Water ETFs Explained: What They Are and How They Work

Water ETFs let investors tap into utilities, infrastructure and treatment companies tackling global water scarcity.

Water ETFs are exchange traded funds that bundle together stocks of utilities, infrastructure firms and treatment companies working on one of the planet's most pressing problems: making sure clean water reaches the people who need it. For investors, they offer a way to back that effort without picking individual water stocks one by one.
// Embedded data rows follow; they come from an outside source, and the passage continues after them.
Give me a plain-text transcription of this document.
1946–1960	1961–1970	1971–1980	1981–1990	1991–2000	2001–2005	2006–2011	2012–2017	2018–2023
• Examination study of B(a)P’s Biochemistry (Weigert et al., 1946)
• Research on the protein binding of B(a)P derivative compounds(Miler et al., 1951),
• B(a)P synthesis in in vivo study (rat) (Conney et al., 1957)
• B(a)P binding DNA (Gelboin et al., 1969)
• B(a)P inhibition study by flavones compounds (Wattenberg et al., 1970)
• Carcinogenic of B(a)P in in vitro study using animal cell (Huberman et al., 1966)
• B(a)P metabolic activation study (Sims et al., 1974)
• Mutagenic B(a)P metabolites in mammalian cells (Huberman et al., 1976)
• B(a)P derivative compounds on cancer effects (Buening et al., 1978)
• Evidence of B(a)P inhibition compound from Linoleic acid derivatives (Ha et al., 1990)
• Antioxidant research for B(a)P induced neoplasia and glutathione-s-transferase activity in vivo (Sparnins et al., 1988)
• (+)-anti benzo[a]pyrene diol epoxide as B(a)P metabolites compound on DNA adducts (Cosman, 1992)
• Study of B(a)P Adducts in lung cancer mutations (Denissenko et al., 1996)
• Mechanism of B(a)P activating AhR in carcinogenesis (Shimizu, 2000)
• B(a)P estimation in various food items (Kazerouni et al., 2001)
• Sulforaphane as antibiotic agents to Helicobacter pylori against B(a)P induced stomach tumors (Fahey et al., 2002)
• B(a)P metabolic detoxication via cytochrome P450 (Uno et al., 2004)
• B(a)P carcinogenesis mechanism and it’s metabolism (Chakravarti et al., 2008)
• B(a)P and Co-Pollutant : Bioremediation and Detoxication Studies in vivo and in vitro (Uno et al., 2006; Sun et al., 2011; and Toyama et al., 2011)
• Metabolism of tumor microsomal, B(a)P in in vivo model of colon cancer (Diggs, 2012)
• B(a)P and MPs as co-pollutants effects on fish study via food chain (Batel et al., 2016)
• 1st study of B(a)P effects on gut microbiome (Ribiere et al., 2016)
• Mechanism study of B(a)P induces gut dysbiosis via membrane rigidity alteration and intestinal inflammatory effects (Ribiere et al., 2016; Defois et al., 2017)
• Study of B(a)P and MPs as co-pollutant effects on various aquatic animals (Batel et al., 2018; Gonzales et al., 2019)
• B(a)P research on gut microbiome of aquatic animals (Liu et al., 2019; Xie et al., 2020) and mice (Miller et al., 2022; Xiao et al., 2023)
Why Water Keeps Drawing Investor Attention

About 2 billion people worldwide still lack access to clean, safe water, according to industry estimates, and that gap alone explains why money keeps flowing into this corner of the market. Water infrastructure underpins agriculture, food production and basic public health, yet the companies and utilities running it face budget shortfalls, aging pipes, drought, overused groundwater and years of underinvestment. Water ETFs first appeared in 2005, and their popularity has tracked global water stress ever since: more headlines about scarcity tend to bring more capital into the sector, though returns still rise and fall with broader markets.

These funds work like any other ETF. Sponsors (also called issuers) assemble and manage the fund, market makers keep shares trading smoothly on exchanges, and authorized participants, often large banks such as Morgan Stanley or JPMorgan Chase, create and redeem shares to keep the ETF's price in line with the value of its underlying holdings. Share prices are set by net asset value, calculated from the fund's holdings divided by shares outstanding. Before buying in, it pays to check a fund's expense ratio, assets under management, liquidity and what it actually holds underneath the hood.

What These Funds Typically Hold

Names like Danaher, Ecolab and Pentair show up across many water ETFs because they build the technology and services used to treat, move and conserve water. The Global X Clean Water ETF, for instance, targets companies producing clean water through industrial treatment and storage. Beyond the holdings themselves, the appeal for investors includes diversification across utilities, infrastructure and technology subsectors, exposure to international water companies, and a degree of inflation protection since utilities can often pass rising costs on to customers. Because water demand rarely disappears even in a downturn, the sector has also shown a tendency toward steadier, if unspectacular, returns.

Three funds stand out by assets under management as of August 14, 2025. Invesco Water Resources (PHO) tracks the Nasdaq OMX U.S. Water Index, charges a 0.59 percent expense ratio and holds roughly $2.26 billion in assets. First Trust Water (FIW) follows the ISE Clean Edge Water Index, charges 0.51 percent and manages about $1.93 billion. Invesco S&P Global Water Index ETF (CGW) tracks 50 of the largest water related companies worldwide, charges 0.56 percent and holds close to $1.02 billion.

A utility worker monitors valves and gauges inside a water treatment control room.

Where the Risk Actually Sits

Concentration is the biggest one. Because these are thematic ETFs focused on a narrow slice of the economy, a downturn hitting water utilities or a handful of large holdings can drag the whole fund down. Regulatory shifts around environmental policy can raise costs for water companies overnight, and disclosure around corporate water practices remains inconsistent, making it genuinely hard to judge whether a company's environmental claims match reality. Some funds also trade thinly, which can complicate getting in or out of a position at a fair price. None of this cancels out the case for water ETFs as a way to gain diversified, long term exposure to a resource nobody can live without, but it does mean checking a fund's strategy, expense ratio and holdings before committing money, and revisiting that fit with a financial advisor as goals or risk tolerance change.